A 1994 Wall Street Journal article on Tupelo comments that "in a corner of the U.S. where labor's main selling point is its low cost and where racial conflict has left deep scars, Tupelo spends heavily to build a skilled workforce and acts quickly to address minority grievances." The article goes on to document that conclusion. It adds that the CDF targets mid-sized and smaller businesses and that it invests heavily in education and training.

The most recent employer to locate in Turner Industrial Park is Omega Motion, a firm that makes metal parts (such as glider mechanisms) for motion furniture. A start-up firm, Omega began shipping product this spring, less than a year after its incorporation in 1996. That fast start (which involved a $10 million investment by Omega) was possible in part because the CDF secured a grant from ARC to expedite preparing a suitable site. Omega's president, Stephen Lake, calls CDF "the best community development foundation in the world . . . and I've run plants from Texas to Michigan."

"We had people who wanted us to go somewhere else," he says. "But when we looked around and saw what was available between the local government, the county, the state, and the federal partners, it was kind of like, as the kids say, 'Duh!' There's only one place to build this plant."

Lake was also impressed by the CDF's emphasis on social and environmental issues.

"It wasn't like they would give away the store just to get jobs, either," he says. "They're very business-oriented, but not just business-oriented. They're community-oriented. They look at everything. They want to have jobs for the people so they don't have to go anywhere else."

Lake says he was asked searching questions about everything from his plant's impact on the environment to his projected range of employment opportunities, especially the projected mix between skilled and unskilled jobs. He says that the questions were "tough, but once they [CDF staff] got the answers, they moved fast."

"They're so concerned about the schools," he adds. "When we first came here, we had 'Industrial Day.' I didn't go to the high school. I went to an elementary school. I thought this was a cool idea—and then I learned it was their sixteenth annual one! They hadn't just read about it. They were the ones who've been doing it for someone else to read about."
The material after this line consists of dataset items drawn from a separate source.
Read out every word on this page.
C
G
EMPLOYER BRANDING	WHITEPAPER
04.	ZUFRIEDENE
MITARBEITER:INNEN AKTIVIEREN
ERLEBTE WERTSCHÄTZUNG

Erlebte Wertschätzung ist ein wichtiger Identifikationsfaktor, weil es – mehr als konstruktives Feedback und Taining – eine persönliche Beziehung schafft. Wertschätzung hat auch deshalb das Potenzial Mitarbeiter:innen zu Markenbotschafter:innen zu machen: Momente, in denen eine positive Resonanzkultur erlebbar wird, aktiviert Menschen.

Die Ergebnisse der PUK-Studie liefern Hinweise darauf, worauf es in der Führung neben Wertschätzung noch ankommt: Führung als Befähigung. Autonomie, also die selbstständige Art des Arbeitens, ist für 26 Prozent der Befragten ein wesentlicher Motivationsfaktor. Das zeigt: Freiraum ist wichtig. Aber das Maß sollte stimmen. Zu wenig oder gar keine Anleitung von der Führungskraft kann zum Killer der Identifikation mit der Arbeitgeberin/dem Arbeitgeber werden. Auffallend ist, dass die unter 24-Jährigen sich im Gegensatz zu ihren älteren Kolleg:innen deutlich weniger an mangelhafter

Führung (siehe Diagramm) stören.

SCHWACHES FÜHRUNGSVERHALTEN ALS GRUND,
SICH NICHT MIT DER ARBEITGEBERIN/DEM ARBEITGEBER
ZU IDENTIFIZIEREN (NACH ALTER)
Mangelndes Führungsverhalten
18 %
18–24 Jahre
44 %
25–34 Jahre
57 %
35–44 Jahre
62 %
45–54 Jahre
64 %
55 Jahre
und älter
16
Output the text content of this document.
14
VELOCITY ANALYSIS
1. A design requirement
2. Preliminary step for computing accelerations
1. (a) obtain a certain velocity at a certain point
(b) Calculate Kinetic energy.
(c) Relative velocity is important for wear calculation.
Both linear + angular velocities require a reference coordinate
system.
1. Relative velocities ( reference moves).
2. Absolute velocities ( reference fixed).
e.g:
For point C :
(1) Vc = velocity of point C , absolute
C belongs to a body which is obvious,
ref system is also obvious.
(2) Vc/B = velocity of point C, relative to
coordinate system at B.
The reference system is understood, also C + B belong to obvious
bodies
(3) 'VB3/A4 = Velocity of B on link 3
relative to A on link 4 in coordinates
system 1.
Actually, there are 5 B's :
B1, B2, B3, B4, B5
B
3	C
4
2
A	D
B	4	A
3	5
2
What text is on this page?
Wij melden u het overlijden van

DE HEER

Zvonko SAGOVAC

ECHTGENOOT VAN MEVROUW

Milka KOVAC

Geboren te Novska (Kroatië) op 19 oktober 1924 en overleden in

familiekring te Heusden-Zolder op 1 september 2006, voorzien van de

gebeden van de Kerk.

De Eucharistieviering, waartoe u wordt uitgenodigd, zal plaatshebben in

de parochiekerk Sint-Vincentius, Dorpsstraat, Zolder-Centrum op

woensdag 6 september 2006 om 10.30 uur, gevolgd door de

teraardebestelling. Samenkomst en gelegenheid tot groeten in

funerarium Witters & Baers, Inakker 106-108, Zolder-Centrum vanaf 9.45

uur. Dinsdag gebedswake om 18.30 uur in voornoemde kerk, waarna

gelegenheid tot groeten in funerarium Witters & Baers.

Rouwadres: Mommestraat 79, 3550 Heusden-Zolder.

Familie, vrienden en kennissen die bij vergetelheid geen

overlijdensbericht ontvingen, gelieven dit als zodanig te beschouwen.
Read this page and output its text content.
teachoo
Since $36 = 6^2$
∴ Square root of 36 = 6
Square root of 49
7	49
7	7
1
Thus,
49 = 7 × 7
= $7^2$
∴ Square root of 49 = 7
It's almost certainly not incidental that the CDF has had only four executives during its 50-year history; Martin has served in that capacity since 1956. But everyone you talk to describes essentially the same vision: a diversified economy, jobs at varying skill levels but with an emphasis on upgrading, and jobs close to home. The Lee County leadership is as competitive and market-oriented as any group you'll find anywhere, but they clearly regard "quality of life" as more than a recruiting cliche.

"You've got lots of people trying to do something about rural development," Martin says, "but it's too late when the people are gone. Those [Lee County] farms are still being operated, even if by fewer farmers. We still have those little churches and those little cemeteries. Not only did we never lose our rural population, we never had people who were uprooted and had no value system. We're bucking the trends because we've got the product manufacturers most want—a work ethic. And rather than letting one area get bigger and bigger, we spread the growth around. That's synergy. It's not wealth that counts—it's the human energy."

Fred D. Baldwin is a freelance writer based in Carlisle, Pennsylvania.